The child pretends to be themselves as you, the instructor, or other group members play characters in a predetermined scenario during behavioural rehearsal, an organised teaching method.
However, this technique should not be used in isolation. For instance, role play is also a pleasant way for kids to engage in SST and allows for “in vivo” skill practice.
Role-playing is a pleasant way for kids to engage in SST and allows for “in vivo” skill practice.
4.Feedback and Self Evaluation
Feedback is the process of telling your kid how they used a skill in a role-playing exercise or real-world circumstance.
Praise, approval, or material rewards are all examples of positive feedback. Children who receive constructive feedback are better able to control their behaviour and become more self-aware of their social skill strengths and weaknesses.
You can improve the feedback process by capturing a child’s social skill demonstrations and watching the movie with the youngster.

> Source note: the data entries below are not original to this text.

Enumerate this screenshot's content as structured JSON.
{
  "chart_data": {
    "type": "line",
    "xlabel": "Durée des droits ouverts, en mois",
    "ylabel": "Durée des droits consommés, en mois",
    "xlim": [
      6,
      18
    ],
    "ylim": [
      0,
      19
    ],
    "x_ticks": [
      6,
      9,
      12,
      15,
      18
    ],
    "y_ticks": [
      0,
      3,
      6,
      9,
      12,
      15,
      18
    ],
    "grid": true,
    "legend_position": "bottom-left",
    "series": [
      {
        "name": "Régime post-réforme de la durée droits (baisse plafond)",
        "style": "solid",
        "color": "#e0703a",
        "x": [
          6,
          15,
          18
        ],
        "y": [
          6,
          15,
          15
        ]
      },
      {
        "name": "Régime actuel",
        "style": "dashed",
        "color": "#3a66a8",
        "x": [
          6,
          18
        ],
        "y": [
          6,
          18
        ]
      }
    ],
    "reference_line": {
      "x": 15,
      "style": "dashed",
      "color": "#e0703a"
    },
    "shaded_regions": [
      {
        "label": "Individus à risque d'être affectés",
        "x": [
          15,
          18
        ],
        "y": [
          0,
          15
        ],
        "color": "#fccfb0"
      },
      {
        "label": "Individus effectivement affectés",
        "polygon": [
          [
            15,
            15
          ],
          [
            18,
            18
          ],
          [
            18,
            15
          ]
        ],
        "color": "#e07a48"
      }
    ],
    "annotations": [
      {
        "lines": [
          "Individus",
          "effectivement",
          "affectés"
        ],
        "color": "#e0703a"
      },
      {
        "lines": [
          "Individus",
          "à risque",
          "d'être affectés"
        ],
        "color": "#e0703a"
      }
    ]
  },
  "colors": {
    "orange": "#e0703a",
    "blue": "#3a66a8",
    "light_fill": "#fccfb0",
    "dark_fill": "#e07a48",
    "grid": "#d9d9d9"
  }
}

Research demonstrates that feedback is more successful when given right away after a skill has been performed. It should be concrete and explicit, emphasise the positive, and provide helpful information to shape future skill performances.
Giving children feedback carries some hazards, one of which is that they may interpret it as criticism. You can prevent this by receiving training on providing feedback constructively by beginning with the positives, being specific, and offering only one recommendation for development.
To develop their self-awareness of their behaviour, it is also essential to encourage kids to self-evaluate how well they use their social skills in class and everyday situations.
Use of Behavior Management Strategies
Effective behaviour control tactics are essential whether an instructor conducts individual or group SST. Low frustration tolerance and emotion dysregulation are more common in kids who lack social skills.
To encourage children to participate and learn in class and control their emotions and behaviours, effective tactics must be employed both preventatively and remedially.
It is advised that specific behavioural standards be stated upfront. These could be a list of group rules, a verbal or written agreement, or a card with individualised skill targets for each child. Children can receive praise and tokens or points converted into real treats after the session as reinforcement for achieving behavioural targets (such as using a kind face, voice, and words and listening calmly to others’ thoughts).
Including self-control skills in social skills, courses are crucial so that students can be encouraged to utilise them during class.